IN THE UNITED STATES COURT OF APPEALS FOR THE FIFTH CIRCUIT No. 99-21050 Conference Calendar UNITED STATES OF AMERICA, Plaintiff-Appellee, versus DAVID MARTINEZ-GALVAN, also known as David Galvan-Martinez, also known as Jose Juan Serna, also known as Cockeye, also known as David Gomez-Martinez, also known as David Martinez-Gomez, also known as Juanio Lara, also known as David G Martinez, also known as David Martinez, Defendant-Appellant. -------------------- Appeal from the United States District Court for the Southern District of Texas USDC No.

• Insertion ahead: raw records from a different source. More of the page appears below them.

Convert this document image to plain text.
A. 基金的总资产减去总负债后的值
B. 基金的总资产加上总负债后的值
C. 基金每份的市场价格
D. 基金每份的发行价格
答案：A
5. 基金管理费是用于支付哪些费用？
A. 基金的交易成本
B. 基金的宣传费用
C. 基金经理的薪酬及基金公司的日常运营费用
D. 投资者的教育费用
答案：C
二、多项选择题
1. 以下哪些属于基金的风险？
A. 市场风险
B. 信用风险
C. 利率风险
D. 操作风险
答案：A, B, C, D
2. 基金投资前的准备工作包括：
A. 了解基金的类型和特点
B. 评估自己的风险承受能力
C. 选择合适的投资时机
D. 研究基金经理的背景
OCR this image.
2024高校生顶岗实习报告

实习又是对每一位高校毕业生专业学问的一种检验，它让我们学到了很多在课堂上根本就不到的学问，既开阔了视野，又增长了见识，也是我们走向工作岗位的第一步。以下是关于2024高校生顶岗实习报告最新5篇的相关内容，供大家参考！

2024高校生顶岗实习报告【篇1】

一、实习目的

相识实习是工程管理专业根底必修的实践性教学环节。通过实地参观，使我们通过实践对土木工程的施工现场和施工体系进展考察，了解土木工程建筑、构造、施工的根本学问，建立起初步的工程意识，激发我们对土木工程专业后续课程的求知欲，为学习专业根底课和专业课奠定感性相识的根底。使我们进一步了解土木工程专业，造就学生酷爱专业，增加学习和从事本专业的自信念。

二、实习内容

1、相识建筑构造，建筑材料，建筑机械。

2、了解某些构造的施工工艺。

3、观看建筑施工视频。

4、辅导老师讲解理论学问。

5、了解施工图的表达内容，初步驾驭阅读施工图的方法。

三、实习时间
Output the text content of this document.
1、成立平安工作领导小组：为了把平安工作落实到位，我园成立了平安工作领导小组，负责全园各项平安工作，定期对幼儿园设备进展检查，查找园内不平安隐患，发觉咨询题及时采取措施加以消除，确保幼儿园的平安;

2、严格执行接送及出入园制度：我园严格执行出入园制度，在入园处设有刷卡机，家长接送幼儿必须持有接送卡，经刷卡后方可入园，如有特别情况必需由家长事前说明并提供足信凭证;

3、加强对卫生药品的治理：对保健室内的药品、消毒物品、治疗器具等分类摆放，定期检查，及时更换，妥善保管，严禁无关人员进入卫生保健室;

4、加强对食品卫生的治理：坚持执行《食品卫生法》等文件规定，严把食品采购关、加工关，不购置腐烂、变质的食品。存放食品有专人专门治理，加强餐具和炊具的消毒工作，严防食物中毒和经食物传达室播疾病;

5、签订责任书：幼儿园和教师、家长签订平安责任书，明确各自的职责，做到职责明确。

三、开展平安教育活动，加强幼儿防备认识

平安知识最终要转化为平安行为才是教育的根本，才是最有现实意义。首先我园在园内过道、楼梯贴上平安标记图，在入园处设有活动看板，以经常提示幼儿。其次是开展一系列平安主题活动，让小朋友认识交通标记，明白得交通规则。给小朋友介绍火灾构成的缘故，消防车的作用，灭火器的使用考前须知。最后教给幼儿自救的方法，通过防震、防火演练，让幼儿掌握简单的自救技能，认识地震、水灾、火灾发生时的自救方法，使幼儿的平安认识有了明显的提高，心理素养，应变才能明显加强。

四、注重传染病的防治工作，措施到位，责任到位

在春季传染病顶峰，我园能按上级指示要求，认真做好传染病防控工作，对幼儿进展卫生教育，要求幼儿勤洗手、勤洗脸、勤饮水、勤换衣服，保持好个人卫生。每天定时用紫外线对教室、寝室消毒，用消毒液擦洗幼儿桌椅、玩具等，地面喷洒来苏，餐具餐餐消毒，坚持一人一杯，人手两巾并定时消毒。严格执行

H-99-CR-246-ALL -------------------- April 12, 2001 Before JOLLY, HIGGINBOTHAM, and JONES, Circuit Judges. PER CURIAM:* David Martinez-Galvan (“Martinez-Galvan”) appeals the 51-month sentence imposed following his plea of guilty to a charge of being found in the United States after deportation, a violation of 8 U.S.C. § 1326. He argues that the felony conviction that resulted in his increased sentence under 8 U.S.C. § 1326(b)(2) was an element of the offense that should have been charged in the indictment. * Pursuant to 5TH CIR. R. 47.5, the court has determined that this opinion should not be published and is not precedent except under the limited circumstances set forth in 5TH CIR. R. 47.5.4. No. 99-21050 -2- Martinez-Galvan acknowledges that his argument is foreclosed by the Supreme Court’s decision in Almendarez-Torres v. United States, 523 U.S. 224 (1998), but he seeks to preserve the issue for Supreme Court review in light of the decision in Apprendi v. New Jersey, 530 U.S. 466, 120 S. Ct. 2348 (2000). Apprendi did not overrule Almendarez-Torres. See Apprendi, 120 S. Ct. at 2362; United States v. Dabeit, 231 F.3d 979, 984 (5th Cir. 2000), petition for cert. filed, (U.S. Jan. 26, 2001)(No. 00-8299). Martinez-Galvan’s argument is foreclosed. The judgment of the district court is AFFIRMED.